I felt the shadow of hopeless dread come over me in a solid wave. “No, ma’am.”
“Against medical advice.” She pronounced it slowly, savoring every syllable. “When I worked at Chicago Memorial, we had a little girl just like you who came into the ER one night with symptoms like yours—nothing severe, mind you, just normal flu symptoms. The doctors wanted to keep her overnight for observation. But that little girl’s parents felt it was more important that she make it to a ski trip that weeken
d, so they took her home —against medical advice.” She waited, pursing her lips. “And do you know what happened to her?”
“She was fine?” I asked hopefully.
“She died. One week later.”
I stared at her. “What?”
“One week.” Nurse Fitch nodded. “To the day.”
“How?” My stomach was starting to churn again, and I felt the color draining out of my face. The lights seemed to be dimming, fading to black. “I mean, how did it happen?”
“The infection went systemic—took over her bodily functions and shut them down one at a time.” Her eyes slipped downward as if she could see an x-ray of my own body coming undone from the inside. “First her kidneys, then her liver, then when it finally reached her heart—”

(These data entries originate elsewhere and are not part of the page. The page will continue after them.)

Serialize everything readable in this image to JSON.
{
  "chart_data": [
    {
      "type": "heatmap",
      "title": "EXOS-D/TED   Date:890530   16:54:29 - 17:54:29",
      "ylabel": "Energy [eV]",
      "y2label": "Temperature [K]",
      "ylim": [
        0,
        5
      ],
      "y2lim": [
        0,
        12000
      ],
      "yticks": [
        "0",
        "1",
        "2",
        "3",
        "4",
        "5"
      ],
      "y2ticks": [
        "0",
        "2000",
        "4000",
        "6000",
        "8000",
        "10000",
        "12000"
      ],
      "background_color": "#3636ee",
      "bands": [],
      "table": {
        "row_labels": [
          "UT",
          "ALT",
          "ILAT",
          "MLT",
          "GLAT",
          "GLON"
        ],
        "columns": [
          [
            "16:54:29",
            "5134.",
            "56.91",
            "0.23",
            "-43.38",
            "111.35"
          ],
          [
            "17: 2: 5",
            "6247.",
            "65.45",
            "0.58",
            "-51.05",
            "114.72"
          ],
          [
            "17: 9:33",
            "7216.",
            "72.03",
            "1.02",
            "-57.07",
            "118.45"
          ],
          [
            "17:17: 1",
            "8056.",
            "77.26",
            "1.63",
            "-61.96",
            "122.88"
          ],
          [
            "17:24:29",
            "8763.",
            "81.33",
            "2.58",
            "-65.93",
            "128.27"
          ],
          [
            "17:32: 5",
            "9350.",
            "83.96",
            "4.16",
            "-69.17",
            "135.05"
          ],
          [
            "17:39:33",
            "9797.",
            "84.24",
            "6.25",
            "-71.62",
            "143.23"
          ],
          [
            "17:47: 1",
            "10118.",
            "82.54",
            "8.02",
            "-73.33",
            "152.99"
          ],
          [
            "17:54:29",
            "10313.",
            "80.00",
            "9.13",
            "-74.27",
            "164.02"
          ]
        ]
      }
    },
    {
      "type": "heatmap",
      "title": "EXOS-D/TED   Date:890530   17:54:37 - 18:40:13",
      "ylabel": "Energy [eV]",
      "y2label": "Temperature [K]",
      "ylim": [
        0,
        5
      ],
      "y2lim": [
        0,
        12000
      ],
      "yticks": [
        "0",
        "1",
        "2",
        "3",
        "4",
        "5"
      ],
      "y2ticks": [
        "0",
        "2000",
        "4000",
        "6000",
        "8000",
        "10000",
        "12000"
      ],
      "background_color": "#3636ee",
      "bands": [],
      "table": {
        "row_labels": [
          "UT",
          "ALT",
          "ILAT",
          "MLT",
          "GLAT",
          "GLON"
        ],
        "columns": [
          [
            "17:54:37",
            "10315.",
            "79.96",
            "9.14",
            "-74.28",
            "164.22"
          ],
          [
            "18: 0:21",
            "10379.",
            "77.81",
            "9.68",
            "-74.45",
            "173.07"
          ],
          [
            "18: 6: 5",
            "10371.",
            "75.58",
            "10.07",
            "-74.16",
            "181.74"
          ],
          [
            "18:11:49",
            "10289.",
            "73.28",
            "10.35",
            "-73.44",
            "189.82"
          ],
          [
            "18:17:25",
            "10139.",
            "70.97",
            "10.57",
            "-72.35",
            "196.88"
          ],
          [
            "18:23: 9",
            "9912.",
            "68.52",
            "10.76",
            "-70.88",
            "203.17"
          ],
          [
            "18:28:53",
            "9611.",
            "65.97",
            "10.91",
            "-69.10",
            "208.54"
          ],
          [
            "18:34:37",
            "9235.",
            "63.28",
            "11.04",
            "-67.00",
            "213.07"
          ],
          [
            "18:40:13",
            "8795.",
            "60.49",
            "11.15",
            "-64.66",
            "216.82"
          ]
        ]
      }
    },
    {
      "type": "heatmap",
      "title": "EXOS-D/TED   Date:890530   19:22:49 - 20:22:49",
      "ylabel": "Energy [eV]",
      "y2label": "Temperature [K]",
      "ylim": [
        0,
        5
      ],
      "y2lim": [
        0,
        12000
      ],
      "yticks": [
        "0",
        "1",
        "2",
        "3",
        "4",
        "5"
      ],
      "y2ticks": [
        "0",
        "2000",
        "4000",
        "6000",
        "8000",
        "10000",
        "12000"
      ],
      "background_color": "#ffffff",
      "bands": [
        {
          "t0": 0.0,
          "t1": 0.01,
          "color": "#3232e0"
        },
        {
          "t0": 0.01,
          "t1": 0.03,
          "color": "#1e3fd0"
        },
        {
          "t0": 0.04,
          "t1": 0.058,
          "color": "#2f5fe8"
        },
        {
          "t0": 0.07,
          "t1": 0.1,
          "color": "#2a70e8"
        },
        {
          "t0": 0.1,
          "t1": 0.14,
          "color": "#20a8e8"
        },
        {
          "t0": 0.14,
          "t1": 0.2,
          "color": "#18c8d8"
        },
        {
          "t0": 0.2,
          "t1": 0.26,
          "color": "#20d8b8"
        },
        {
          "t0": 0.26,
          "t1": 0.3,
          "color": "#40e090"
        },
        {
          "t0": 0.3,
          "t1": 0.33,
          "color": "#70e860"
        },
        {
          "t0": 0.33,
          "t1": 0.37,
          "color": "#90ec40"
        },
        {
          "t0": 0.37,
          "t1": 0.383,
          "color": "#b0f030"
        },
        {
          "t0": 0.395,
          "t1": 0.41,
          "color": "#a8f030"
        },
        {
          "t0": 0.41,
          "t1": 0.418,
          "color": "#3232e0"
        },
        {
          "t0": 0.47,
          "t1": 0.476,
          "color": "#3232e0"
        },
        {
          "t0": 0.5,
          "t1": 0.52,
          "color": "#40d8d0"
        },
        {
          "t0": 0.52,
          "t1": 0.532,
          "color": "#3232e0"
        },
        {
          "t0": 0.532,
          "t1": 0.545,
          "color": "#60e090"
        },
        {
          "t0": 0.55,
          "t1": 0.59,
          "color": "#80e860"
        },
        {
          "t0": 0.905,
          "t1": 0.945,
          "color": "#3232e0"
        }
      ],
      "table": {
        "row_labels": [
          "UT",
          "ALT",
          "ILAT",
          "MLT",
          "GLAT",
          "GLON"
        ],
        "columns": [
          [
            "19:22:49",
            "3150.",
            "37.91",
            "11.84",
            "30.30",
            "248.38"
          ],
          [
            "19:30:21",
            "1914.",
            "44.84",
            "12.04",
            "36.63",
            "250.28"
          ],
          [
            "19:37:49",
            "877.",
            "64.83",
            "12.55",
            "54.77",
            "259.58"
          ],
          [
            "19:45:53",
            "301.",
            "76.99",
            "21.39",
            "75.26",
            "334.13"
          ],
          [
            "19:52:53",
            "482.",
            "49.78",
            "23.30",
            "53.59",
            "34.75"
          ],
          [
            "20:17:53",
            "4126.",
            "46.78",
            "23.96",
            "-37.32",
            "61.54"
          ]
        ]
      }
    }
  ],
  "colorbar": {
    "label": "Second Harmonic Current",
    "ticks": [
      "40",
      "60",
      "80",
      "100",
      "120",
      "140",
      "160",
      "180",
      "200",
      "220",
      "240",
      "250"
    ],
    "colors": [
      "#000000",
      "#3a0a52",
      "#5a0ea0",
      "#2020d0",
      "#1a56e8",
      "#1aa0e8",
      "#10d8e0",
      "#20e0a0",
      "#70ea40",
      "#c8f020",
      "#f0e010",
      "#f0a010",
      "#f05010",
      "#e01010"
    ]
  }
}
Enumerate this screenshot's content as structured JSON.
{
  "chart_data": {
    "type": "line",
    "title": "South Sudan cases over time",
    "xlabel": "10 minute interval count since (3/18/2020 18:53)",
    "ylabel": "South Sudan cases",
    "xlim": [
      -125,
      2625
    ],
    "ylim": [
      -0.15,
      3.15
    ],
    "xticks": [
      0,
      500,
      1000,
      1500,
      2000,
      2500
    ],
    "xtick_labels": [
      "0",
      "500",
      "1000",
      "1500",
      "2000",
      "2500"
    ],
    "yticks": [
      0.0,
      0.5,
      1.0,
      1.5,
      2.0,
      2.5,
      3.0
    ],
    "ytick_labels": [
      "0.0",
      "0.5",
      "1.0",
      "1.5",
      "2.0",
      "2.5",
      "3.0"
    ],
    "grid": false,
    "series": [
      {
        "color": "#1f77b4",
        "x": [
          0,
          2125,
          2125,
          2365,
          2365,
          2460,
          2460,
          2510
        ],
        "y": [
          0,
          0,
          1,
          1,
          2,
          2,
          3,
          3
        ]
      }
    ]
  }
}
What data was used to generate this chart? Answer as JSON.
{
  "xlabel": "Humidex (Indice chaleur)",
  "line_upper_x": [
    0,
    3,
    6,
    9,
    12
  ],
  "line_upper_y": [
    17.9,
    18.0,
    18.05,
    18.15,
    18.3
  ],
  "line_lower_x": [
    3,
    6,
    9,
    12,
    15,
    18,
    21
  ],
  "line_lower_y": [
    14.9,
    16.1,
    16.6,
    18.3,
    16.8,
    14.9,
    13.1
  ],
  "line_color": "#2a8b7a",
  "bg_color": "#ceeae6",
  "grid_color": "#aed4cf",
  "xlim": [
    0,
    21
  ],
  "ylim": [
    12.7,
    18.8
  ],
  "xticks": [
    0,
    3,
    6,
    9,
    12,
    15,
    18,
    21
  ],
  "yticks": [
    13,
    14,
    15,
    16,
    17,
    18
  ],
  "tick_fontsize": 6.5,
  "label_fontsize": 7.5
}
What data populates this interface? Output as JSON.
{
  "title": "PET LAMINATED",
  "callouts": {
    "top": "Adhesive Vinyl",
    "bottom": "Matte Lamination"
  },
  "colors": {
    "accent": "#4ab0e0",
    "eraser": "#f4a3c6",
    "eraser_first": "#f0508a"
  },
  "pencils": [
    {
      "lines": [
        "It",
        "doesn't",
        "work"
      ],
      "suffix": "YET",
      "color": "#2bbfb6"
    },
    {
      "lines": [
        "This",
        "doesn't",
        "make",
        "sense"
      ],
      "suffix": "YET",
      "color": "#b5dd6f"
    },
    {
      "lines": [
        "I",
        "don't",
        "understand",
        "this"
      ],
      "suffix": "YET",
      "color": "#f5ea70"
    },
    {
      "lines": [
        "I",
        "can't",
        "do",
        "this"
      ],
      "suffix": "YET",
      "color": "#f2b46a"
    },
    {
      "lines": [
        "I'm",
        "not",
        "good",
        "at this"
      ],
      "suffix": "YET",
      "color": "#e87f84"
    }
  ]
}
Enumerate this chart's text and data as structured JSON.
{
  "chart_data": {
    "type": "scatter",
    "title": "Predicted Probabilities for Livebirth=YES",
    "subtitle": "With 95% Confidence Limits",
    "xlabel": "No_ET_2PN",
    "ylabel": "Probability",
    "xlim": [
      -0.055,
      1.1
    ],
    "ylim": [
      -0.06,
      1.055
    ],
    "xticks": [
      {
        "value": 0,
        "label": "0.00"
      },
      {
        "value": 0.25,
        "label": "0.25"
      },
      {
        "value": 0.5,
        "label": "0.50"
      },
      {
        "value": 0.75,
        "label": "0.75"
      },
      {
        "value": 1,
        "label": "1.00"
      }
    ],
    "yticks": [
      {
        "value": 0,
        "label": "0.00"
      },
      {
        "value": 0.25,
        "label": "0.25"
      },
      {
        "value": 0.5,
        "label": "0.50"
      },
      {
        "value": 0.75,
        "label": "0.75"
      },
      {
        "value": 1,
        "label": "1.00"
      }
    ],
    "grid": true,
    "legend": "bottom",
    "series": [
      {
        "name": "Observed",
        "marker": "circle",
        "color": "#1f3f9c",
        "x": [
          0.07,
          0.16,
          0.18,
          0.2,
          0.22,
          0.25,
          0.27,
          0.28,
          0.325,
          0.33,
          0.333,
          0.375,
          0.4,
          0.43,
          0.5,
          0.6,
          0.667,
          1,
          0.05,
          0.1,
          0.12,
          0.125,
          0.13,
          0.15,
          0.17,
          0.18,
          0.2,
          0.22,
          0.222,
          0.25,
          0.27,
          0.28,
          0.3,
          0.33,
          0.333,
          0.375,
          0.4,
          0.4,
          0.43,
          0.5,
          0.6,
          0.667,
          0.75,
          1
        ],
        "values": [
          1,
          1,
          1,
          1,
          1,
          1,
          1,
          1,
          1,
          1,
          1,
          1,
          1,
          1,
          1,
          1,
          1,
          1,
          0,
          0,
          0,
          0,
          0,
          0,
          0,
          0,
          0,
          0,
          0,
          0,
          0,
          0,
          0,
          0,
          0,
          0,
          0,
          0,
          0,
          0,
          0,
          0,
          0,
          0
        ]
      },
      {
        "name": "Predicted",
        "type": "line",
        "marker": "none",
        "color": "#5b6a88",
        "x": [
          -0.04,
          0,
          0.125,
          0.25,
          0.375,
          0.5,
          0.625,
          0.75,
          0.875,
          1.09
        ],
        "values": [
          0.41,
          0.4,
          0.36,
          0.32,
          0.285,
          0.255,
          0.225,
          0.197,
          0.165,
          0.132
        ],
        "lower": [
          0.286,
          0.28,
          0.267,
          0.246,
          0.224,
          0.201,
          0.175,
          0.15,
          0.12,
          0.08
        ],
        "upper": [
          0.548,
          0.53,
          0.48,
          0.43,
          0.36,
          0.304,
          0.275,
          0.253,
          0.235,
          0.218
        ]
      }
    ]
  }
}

“Nurse Fitch...” I tried to step away, but she put one hand on my shoulder, gripping me tightly.
“What’s the matter, dear?” she asked, leaning in close. “I thought you felt fine.”
“I think you’d better—”
“Better what?”
“I think you should—”
“Yes?”
“Watch out,” I croaked. But it was too late. I felt everything in my stomach coming up all at once in a hot, stinging splash. Nurse Fitch let out a startled squawk and jerked away, tripping over the stool and hitting the floor with a thud, then scrambling back up again, the heels of her shoes skidding through the mess on the floor.
I clapped both hands over my mouth and stared at her, horrified. I wanted to say that I was sorry—I really did—but the words were locked in my throat. I just shook my head and blinked at her in shock. “I didn’t—I mean—”
“Get out!” she shouted. “Take your note and get out of here!”
I picked up the note from the floor and backed out of the office.
THIRTEEN: LENNY
“What was that?” I asked when the aftershocks had faded.
The astrovirus looked at me suspiciously. We’d left the bloodstream and were now floating somewhere in a lymph node in Zooey’s left axillary area when the impact of whatever just happened had ripped through the tranquility like an earthquake.